Our stroll through the area was like a walk through time's garden, engaged by an era of less hurried days, before world wars, space flight and electronic wizardries. My son Allen talked us into visiting the exhibit to get us out of the house and away from the traumas that had accompanied the death of our eldest daughter Cindy just a few days earlier.

But you don't simply stroll away from an emotional biome into a less troubled state of mind without being accompanied by a tangle of thoughts and feelings still too real to have floated off like a toy balloon. One must pay the

price of guilt and memory to be free.

There were nine of us touring the property. While most were able to lock in to a docent's descriptions of family life in the 1800s and enjoy the rustic serenity of a wooden church and the colors of spring's early gardens, I found myself adrift, lagging behind the main group, unable to bring myself into the moment.

Only in the house in which the Strathearn family actually lived did I manage to come slightly alert, for this was a place of community and I could relate to that. I could hear voices around the dining room table and music from a piano in the living room.

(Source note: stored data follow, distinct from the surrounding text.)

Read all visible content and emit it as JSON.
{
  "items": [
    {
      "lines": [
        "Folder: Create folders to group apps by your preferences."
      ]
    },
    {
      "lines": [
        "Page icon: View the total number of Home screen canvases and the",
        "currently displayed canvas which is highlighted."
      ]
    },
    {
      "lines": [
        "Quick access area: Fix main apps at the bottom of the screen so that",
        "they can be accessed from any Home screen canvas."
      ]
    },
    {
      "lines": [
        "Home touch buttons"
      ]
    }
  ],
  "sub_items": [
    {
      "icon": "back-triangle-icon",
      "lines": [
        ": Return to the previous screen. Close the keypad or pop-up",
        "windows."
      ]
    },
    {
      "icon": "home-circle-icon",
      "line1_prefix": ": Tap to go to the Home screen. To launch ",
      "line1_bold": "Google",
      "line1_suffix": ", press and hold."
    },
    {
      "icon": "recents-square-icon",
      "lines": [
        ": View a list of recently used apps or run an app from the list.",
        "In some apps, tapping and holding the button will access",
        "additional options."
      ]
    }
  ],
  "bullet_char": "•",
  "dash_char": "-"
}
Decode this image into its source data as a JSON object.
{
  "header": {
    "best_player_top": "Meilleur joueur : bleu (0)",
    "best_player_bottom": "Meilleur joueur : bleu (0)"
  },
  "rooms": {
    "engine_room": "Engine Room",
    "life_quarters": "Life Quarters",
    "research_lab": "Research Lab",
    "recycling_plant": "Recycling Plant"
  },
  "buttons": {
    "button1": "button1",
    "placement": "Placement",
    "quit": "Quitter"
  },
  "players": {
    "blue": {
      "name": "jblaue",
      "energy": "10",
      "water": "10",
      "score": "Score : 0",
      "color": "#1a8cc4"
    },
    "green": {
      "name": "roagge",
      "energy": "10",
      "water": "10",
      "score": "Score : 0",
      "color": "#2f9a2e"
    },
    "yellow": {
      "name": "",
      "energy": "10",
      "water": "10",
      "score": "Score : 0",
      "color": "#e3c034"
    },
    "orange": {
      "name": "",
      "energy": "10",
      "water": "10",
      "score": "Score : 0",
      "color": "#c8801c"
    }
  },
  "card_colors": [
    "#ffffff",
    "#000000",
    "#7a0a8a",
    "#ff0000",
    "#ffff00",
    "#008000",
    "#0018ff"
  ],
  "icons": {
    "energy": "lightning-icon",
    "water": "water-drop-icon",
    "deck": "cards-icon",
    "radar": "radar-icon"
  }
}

I lingered here for awhile to restore myself by remembering Thanksgiving gatherings at an extended table of our own and the chatter that was a happy blend of the young and old in patterns of laughter and conversation that continue to resonate.

The no day ended on a lighter note, with a family dinner that helped to make it meaningful as a time of transition from one life to another. We did the best we could thereafter with the day that had been thrust upon us, and lay in bed that night longing for the past.